All the cows are tagged, thus, making record keeping easier for the employees; 17 of who are permanent while up to 30 are hired when need arises.
“We have leased over 100 acres to grow maize, which we harvest at the milk stage, chop into pieces and preserve as silage which takes us for up to three years, cushioning us from drought and other uncertainties.”
To ensure their animals get the right feed concentrate, the farm produces its own dairy meal that consists of whole grain maize, cotton seedcake, sunflower, fishmeal, salt lick and a mixture of quicklime, among other ingredients.
The cows’ feeds consists of the Total Mixed Ration (TMR) that comprises of silage, lucerne, hay and dairy meal mixed with molasses. TMR combines forages, grains, protein feeds, minerals, vitamins and feed additives mixed to make a specific nutrient concentration.
“A good feeding programme must start from day one, right after birth. From day one to four, our calves are fed exclusively on colostrum. From day four to week 10, we feed them on four liters of milk a day and calf pellets or special concentrates plus lucerne and hay,” explains Nderitu.
About this time, the calves are ready for weaning. During weaning, they are fed on lucerne and high energy and protein concentrates until they are seven months.
“We then feed them on silage and concentrates until they are 12 months. They calve down 20 to 24 months. With proper care, cows can calve down 12 times in their lifetimes.”
David Njoka, an officer with the Ministry of Agriculture, Livestock and Fisheries in Imenti South notes: “Fluctuations in the feeds’ quality is a great inconvenience to the cow, as it does not only fail to meet the required protein and energy level but also affects the milk production.”
He advises farmers to have enough quality feeds to last them at least six months to avoid inconveniencing their animals.
Calliandra, mulberry, trichandra, sesbania sesban, bitter lupin and double bean are among fodder trees that the expert recommends.
Some of the diseases Tujenge Farm, as many others, has to contend with include foot and mouth, lumpy skin, anthrax and mastitis.
“We keep the risk of diseases down by spraying the animals after every 10 days. We vaccinate them after every three months against foot and mouth, every six months to control lumpy skin and every year to curb anthrax. The other measure is that the cows are not allowed to leave the compound even for an agricultural show for fear of infections. Our cows only leave the compound when they are sold.”
However, the farm has on standby a health technician, who is among their permanent workers.
“We also guard against hardware disease, which occurs when a cow swallows metallic objects, by use of a ruminal magnet.
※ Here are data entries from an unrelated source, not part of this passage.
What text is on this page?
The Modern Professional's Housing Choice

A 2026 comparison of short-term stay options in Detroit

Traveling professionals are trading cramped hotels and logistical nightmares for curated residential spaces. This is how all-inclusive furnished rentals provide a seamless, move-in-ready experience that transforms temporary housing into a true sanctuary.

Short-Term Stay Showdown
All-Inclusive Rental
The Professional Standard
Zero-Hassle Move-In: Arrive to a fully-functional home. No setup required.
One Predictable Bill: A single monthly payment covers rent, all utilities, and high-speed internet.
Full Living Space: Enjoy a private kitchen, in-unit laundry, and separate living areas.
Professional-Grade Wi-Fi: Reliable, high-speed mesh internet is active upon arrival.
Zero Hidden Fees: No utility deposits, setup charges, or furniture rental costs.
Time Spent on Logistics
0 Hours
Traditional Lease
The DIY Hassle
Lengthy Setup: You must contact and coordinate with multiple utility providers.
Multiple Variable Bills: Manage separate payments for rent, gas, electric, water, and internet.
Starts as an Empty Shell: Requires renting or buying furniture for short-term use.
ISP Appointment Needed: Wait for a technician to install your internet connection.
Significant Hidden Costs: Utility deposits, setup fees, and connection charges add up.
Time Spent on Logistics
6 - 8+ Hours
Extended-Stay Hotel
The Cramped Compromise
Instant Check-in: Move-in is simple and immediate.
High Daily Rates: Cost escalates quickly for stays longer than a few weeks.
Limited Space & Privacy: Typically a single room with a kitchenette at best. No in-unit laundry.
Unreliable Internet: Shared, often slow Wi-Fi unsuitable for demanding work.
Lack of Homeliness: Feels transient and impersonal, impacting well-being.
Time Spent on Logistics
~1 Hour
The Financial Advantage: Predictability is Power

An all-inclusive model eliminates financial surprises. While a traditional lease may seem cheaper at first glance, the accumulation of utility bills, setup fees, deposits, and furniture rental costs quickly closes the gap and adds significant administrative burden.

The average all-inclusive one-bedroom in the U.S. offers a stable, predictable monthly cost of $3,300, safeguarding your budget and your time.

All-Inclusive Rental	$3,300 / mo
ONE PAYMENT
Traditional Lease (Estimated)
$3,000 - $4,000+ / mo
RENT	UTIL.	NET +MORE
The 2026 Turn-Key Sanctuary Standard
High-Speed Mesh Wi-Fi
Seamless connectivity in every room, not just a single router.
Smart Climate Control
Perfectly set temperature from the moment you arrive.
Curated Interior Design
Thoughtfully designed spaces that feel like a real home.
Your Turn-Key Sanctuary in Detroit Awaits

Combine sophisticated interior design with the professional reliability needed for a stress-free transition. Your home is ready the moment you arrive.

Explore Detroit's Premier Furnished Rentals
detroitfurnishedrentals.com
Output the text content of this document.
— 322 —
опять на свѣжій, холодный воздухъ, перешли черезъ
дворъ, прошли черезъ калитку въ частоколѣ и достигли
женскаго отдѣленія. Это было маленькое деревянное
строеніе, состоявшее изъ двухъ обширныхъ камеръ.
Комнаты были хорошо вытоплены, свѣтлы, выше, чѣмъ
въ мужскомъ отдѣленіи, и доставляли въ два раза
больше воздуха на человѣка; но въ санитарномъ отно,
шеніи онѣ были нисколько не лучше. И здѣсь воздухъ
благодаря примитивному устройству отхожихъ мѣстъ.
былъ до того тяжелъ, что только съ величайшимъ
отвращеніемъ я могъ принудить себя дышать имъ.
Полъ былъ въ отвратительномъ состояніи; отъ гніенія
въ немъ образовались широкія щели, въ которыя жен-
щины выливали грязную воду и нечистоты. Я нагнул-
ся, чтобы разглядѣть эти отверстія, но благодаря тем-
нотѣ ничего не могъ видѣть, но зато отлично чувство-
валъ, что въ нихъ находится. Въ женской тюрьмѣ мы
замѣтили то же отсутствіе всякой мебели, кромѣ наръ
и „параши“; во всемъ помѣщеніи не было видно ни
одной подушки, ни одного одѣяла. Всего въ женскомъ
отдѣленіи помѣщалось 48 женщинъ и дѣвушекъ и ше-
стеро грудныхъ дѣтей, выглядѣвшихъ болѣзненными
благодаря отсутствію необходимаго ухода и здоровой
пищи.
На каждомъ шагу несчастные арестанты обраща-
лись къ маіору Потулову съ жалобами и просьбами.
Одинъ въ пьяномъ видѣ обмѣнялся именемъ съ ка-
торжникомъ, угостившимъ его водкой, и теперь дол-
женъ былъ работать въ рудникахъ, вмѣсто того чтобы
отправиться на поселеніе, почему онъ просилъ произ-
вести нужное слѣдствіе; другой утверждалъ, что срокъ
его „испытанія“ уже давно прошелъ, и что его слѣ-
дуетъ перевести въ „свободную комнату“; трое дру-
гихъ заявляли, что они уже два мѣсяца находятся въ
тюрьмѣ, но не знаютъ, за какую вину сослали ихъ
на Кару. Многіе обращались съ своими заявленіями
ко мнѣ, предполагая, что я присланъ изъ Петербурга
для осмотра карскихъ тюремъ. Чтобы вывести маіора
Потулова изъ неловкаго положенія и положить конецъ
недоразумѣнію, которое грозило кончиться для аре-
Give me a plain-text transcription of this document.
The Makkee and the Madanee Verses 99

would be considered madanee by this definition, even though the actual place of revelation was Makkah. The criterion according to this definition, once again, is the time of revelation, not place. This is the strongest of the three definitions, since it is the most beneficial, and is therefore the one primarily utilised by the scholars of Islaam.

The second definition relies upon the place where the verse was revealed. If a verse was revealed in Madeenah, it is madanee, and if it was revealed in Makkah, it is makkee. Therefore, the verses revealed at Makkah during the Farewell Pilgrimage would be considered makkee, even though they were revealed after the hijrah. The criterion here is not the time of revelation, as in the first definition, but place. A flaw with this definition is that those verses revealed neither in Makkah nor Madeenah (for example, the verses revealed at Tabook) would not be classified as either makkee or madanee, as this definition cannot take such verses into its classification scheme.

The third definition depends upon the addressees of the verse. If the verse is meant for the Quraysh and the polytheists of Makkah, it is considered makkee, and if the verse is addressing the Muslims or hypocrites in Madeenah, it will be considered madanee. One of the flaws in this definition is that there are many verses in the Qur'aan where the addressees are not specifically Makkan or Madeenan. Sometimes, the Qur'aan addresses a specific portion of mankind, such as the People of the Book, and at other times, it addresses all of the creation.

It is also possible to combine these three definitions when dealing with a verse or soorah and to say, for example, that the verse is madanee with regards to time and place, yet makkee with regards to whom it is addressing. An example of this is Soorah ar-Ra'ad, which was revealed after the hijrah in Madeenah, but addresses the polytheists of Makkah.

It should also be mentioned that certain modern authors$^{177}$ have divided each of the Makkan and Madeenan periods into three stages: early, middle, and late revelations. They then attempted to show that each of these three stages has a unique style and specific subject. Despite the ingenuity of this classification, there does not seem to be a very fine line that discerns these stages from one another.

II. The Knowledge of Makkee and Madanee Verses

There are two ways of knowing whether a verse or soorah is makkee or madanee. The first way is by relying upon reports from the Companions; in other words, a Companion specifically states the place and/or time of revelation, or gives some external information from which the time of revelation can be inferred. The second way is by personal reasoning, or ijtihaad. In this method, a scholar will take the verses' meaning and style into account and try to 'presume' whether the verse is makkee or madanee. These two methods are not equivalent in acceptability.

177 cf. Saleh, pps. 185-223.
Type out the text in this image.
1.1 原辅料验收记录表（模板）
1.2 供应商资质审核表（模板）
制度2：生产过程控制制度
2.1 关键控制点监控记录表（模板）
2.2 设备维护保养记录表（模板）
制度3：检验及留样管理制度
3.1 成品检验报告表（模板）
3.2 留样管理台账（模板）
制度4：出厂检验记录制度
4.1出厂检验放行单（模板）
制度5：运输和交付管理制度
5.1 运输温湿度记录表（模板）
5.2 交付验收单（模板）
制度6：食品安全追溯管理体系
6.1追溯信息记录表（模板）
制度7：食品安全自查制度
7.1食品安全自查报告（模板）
We introduce it in the cow’s rumen at six months,” explains Nderitu of the animals that are served with semen from Worldwide Sires and SEMEX, their guide being The Sire Summary.
They mix the ruminal magnet with feeds and offer them to the cow. The cow swallows the magnate and it lodges in the omasum, the third stomach, where it is retained in an animal’s entire life, with its function being to capture metals that the cow might swallow. The farm has received several awards, national and international.